Tão precários os anúncios dos próprios veículos: na lousa do Diário da Tarde, em folhas de bobinas, davam as principais notícias, acompanhadas, às vezes, de um documento, uma linguiça deteriorada ou mesmo uma garrafa de leite com um peixinho, o barrigudinho das valetas, nadando em seu interior, para mostrar que o produto era batizado. Quando o Diário do Paraná, dos Associados, pintou na praça trouxe várias novidades: a diagramação, o texto moderno (lead, sub-lead, matérias sequenciais em forma de campanha) teletipo. E que anunciava seus furos e edições extras com uma sirene que irritava os competidores.
CHAPA BRANCA Em 1854, surgimento do primeiro jornal paranaense, O Dezenove de Dezembro. A publicação trazia os atos oficiais. Ironicamente, costumo dizer, nascia oficial e, de certa forma, assim continua. Resistentes à máquina de escrever, ainda mandavam nas redações, até a década de 50. Mugiatti Sobrinho usava a caneta, o polemista Barros Cassal o lápis-tinta e quanto mais tinha a língua roxa, maior era o tremor dos seus alvos.
Aposentadas as canetas, como aconteceria com as máquinas de escrever, fixada a impressão a frio, computadorizado o sistema, estamos aí, com resíduos do romantismo achando que uma informação ou um comentário podem mudar a ordem das coisas.

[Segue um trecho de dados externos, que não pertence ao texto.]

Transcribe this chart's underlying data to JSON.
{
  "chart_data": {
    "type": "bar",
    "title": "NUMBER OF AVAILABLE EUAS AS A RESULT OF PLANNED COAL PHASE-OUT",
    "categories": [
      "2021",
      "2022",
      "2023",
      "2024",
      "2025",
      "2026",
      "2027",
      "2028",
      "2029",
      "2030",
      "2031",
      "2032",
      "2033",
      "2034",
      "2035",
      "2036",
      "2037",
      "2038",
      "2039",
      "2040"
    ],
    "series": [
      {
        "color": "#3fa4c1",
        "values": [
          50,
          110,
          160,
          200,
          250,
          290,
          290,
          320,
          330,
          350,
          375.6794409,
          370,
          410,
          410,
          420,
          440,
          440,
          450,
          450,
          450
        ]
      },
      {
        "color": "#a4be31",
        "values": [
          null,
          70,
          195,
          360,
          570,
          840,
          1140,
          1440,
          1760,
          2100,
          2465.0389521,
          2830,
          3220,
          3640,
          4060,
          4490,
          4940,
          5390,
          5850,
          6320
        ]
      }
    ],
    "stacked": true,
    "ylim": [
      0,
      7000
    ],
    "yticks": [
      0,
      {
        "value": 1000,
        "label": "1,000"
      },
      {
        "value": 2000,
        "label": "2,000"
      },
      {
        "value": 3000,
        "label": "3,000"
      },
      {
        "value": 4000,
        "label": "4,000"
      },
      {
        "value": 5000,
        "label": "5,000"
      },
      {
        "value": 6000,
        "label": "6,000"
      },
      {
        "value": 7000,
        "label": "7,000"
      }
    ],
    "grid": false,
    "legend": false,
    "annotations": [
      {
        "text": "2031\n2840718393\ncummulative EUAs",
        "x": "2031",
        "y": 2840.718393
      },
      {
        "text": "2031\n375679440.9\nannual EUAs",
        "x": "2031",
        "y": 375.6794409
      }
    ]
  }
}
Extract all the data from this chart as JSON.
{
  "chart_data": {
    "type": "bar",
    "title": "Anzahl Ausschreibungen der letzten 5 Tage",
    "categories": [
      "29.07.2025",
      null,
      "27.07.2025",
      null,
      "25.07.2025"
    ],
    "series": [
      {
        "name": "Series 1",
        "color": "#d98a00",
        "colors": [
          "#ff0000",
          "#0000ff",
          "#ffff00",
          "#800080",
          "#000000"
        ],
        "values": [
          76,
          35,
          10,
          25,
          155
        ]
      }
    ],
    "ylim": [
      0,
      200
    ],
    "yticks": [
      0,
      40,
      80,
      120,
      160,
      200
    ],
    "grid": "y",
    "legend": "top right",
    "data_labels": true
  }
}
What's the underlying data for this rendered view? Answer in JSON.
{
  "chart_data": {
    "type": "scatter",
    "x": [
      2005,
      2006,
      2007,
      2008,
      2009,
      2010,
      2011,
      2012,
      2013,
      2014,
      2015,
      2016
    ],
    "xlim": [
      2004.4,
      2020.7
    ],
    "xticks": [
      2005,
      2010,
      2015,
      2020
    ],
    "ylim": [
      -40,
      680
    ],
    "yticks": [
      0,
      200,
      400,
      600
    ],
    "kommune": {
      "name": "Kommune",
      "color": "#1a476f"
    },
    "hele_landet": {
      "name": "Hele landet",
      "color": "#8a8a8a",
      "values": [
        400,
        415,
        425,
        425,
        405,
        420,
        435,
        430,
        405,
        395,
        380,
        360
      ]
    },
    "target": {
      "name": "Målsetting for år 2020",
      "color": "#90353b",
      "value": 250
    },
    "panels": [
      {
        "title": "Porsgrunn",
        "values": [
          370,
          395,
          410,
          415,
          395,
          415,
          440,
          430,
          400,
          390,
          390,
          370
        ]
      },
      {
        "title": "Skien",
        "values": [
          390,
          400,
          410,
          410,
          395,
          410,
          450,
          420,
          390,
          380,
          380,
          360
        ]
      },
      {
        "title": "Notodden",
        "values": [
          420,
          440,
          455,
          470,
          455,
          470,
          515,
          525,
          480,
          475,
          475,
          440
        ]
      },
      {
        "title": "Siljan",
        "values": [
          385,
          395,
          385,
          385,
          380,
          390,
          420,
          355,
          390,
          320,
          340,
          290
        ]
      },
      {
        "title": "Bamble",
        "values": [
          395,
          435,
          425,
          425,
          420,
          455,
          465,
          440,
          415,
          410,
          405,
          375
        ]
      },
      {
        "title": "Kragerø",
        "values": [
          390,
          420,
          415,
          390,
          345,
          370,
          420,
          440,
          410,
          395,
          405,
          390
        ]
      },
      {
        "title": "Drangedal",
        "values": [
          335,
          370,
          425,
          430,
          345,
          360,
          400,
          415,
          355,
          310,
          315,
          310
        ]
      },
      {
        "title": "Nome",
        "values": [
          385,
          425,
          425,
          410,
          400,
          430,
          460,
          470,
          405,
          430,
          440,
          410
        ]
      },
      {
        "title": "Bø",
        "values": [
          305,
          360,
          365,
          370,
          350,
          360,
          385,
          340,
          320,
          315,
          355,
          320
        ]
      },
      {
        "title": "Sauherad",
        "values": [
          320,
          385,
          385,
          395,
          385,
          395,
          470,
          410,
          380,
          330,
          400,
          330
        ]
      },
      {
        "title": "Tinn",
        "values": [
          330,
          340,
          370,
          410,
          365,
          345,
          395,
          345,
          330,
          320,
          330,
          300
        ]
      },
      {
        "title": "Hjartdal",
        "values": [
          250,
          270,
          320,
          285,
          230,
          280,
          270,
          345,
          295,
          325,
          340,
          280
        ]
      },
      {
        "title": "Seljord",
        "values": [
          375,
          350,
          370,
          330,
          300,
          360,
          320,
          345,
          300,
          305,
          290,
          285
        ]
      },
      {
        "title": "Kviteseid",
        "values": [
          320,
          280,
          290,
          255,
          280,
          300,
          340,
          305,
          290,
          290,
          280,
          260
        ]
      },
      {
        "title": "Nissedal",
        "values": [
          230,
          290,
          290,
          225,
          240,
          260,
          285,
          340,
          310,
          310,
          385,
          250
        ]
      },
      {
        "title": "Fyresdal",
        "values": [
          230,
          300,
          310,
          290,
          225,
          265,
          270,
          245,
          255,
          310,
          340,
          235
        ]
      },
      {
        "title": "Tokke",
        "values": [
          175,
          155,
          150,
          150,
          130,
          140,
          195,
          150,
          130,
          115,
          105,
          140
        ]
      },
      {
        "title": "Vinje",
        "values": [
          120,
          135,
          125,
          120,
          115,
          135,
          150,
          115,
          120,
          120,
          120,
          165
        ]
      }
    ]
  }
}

Pois a CPI das Drogas passou por aqui e vimos o peso da omissão com a trama do crime organizado com os desmanches de automóveis, tudo com apoio político. E hoje, passados mais de quarenta anos, em que pese todo o fulgor da modernidade, no fim do expediente, os jornalistas, muitos deles, ainda repetem o ritual diante da caipirinha gelada: uma certa angústia sartreana levando a crítica ao jornalismo, ao sistema, à mesmice existencial. E no dia seguinte, todos no batente correndo atrás simultaneamente da notícia e da ilusão.
E assim prosseguirá, se Deus quiser e por enquanto para minha alegria.